Cost — Nick Carr has argued that there will be a “big switch” to pure reliance on pervasive clouds to service enterprise IT needs, in the same way that electric utilities — which are also clouds — meet enterprise power needs. McKinsey & Co. has argued the opposite, complaining that cloud services are too expensive. However, for most businesses, the truth is somewhere in between; whenever demand is variable or unpredictable, total cost can be minimized through a combination of enterprise data centers and cloud resources.
Experience — The user experience has become a key competitive battleground; think how much the success of Google search or Apple’s iPhone owe to usability and responsiveness. Unfortunately, global network latencies are greater than the threshold of human delay perception and reaction times (about 150 ms), so data center consolidation can aggravate response time issues as sites close to end-users are shuttered and interactive applications and functions — SaaS, AJAX, keystroke and mouse move processing via remote virtual desktops, interactive gaming — are moved to more remote sites. Therefore, consolidation of enterprise data centers must be complemented by dispersed cloud-based services such as content and application delivery if the user experience is to be positive.
Timeliness — Accelerating time-to-value to meet ever-shorter product lifecycle windows is more important than ever. Cloud-based applications, infrastructure and platforms-as-services can compress time by replacing ponderous requirements, development, testing and/or provisioning processes with template configuration and agile assembly of component services.
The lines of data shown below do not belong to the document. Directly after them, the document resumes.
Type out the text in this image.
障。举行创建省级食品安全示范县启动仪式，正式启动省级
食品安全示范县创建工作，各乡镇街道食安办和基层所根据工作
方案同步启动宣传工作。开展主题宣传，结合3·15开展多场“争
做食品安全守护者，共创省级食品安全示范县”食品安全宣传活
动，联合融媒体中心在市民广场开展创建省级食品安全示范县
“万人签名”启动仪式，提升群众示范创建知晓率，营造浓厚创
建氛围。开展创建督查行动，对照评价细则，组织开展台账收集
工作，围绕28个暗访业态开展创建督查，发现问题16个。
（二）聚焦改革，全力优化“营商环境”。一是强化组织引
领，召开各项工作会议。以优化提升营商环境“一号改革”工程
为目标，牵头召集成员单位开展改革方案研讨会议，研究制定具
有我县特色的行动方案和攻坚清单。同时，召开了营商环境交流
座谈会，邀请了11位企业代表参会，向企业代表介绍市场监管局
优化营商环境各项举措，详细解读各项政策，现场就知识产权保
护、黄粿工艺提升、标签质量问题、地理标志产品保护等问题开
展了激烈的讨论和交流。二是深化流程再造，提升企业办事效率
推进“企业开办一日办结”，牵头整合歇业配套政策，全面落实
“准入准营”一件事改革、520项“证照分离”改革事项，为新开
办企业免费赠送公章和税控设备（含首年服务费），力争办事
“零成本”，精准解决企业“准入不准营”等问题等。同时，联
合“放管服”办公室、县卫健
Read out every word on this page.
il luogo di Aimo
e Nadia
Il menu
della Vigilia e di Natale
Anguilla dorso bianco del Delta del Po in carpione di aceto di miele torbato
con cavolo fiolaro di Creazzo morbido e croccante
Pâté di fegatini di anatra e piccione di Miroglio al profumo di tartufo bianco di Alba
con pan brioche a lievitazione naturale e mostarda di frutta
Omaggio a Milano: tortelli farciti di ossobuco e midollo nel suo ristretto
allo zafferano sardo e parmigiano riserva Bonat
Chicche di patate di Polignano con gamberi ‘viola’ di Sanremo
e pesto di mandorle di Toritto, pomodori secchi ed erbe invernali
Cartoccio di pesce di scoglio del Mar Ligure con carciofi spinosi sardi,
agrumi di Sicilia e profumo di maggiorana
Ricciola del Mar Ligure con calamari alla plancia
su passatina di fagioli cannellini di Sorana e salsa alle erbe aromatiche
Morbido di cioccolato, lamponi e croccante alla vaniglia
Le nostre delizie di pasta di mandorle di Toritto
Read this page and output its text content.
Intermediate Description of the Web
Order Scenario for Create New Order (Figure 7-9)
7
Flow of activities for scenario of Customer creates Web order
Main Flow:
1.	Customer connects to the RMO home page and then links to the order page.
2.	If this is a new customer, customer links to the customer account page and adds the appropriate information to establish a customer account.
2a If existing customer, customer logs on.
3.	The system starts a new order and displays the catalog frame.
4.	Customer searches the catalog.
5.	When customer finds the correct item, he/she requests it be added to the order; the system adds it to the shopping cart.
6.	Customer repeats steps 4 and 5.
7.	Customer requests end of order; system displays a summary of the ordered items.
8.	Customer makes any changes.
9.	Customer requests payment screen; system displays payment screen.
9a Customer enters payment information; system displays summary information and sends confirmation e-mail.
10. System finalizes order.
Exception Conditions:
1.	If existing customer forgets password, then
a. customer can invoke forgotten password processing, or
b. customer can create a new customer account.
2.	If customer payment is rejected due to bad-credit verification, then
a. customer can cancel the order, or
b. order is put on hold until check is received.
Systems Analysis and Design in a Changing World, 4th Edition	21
Security — Security, in all its dimensions — authorization, authentication, protection, privacy, compliance, etc. — is as critical, if not more so, than the other FACETS. Cloud services have had occasional issues, but the real question is not whether cloud services are perfectly secure, but whether they are more secure than their enterprise counterparts. Just like banks are more secure than homes — because they must be to remain in business — cloud services either are or will be more secure than enterprise data centers. Security can often be maximized either by leveraging pure cloud services, or by complementing enterprise IT with cloud-based security services such as network-based firewalls, anti-DDoS, cloud-based anti-spam and anti-virus, and web filtering.